BEYROUTH: Des raids israéliens ont visé mardi à l'aube des dépôts d'armes du Hezbollah libanais dans les environs de Damas, pour la deuxième fois en 48 heures, a indiqué une ONG syrienne.

Selon l'Observatoire syrien des droits de l'Homme (OSDH), les frappes "ont visé des dépôts d'armes relevant du Hezbollah dans la région de Yabroud", proche de Damas, "les détruisant et provoquant un incendie".

L'ONG, basée au Royaume-Uni mais qui dispose d'un vaste réseau de sources en Syrie, n'a pas fait état de victimes.

Pour sa part, une source militaire citée par les médias officiels syriens a affirmé que "l'ennemi israélien a mené une agression aérienne à partir du Golan occupé, qui a visé plusieurs positions militaires" dans la région de Damas.

Elle a ajouté que la DCA syrienne (défense anti-aérienne) était entrée en action et avait avait "abattu plusieurs missiles".

L'armée israélienne a mené des centaines de frappes aériennes en Syrie depuis le début en 2011 de la guerre civile dans ce pays voisin, ciblant en particulier les groupes pro-iraniens dont le Hezbollah (mouvement islamiste chiite), qui combattent aux côtés du régime.

4.500 cibles du Hezbollah

Elle a intensifié ses frappes depuis le début de la guerre à Gaza en octobre 2023 entre Israël et le Hamas palestinien.

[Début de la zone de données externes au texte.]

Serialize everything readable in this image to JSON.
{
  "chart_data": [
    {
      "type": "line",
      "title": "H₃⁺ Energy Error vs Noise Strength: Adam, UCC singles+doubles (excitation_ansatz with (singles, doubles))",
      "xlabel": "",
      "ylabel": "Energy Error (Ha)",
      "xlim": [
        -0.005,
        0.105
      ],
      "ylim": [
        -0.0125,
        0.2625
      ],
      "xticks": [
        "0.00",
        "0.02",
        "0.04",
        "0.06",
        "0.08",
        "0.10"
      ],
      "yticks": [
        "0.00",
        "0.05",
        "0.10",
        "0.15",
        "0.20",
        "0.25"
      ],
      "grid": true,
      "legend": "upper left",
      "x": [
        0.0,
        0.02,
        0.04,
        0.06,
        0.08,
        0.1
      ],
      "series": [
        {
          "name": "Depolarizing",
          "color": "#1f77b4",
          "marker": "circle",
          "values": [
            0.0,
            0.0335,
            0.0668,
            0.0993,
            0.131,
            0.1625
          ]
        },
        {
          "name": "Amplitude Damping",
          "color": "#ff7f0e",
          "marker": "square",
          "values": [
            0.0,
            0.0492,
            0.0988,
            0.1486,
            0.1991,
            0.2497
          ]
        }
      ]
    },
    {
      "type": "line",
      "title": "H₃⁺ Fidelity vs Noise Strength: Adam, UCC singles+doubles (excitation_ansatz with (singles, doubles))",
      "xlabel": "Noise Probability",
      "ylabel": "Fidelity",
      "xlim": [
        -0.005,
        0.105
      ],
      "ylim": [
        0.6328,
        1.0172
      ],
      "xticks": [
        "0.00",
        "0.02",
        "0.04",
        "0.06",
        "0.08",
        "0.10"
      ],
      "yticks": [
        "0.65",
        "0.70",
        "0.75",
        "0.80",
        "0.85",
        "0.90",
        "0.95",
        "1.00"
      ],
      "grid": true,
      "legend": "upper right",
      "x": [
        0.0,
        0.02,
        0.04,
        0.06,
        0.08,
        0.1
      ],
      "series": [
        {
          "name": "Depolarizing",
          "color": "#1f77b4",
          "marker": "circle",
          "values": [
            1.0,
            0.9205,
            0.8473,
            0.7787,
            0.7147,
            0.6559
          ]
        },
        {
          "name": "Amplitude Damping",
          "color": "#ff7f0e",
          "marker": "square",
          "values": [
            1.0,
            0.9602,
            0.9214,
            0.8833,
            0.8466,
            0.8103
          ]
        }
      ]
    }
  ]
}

Déjà dimanche, des frappes israéliennes avaient ciblé un dépôt d'armes du Hezbollah situé dans une position de l'armée syrienne et un autre site dans la région de Qalamoun, au nord-est de Damas, selon l'OSDH.

Début mars, une frappe israélienne a tué un membre des Gardiens de la révolution, l'armée idéologique du régime iranien, et deux autres personnes à Banyas, une ville sur la côte syrienne.

L'armée israélienne avait annoncé la semaine dernière avoir atteint "environ 4.500 cibles du Hezbollah" au Liban et en Syrie, dont "plus de 1.200" par des frappes aériennes, depuis le début de la guerre dans la bande de Gaza.

Israël commente rarement ses frappes mais a affirmé qu'il ne permettrait pas à l'Iran, son ennemi juré, de s'implanter à sa frontière.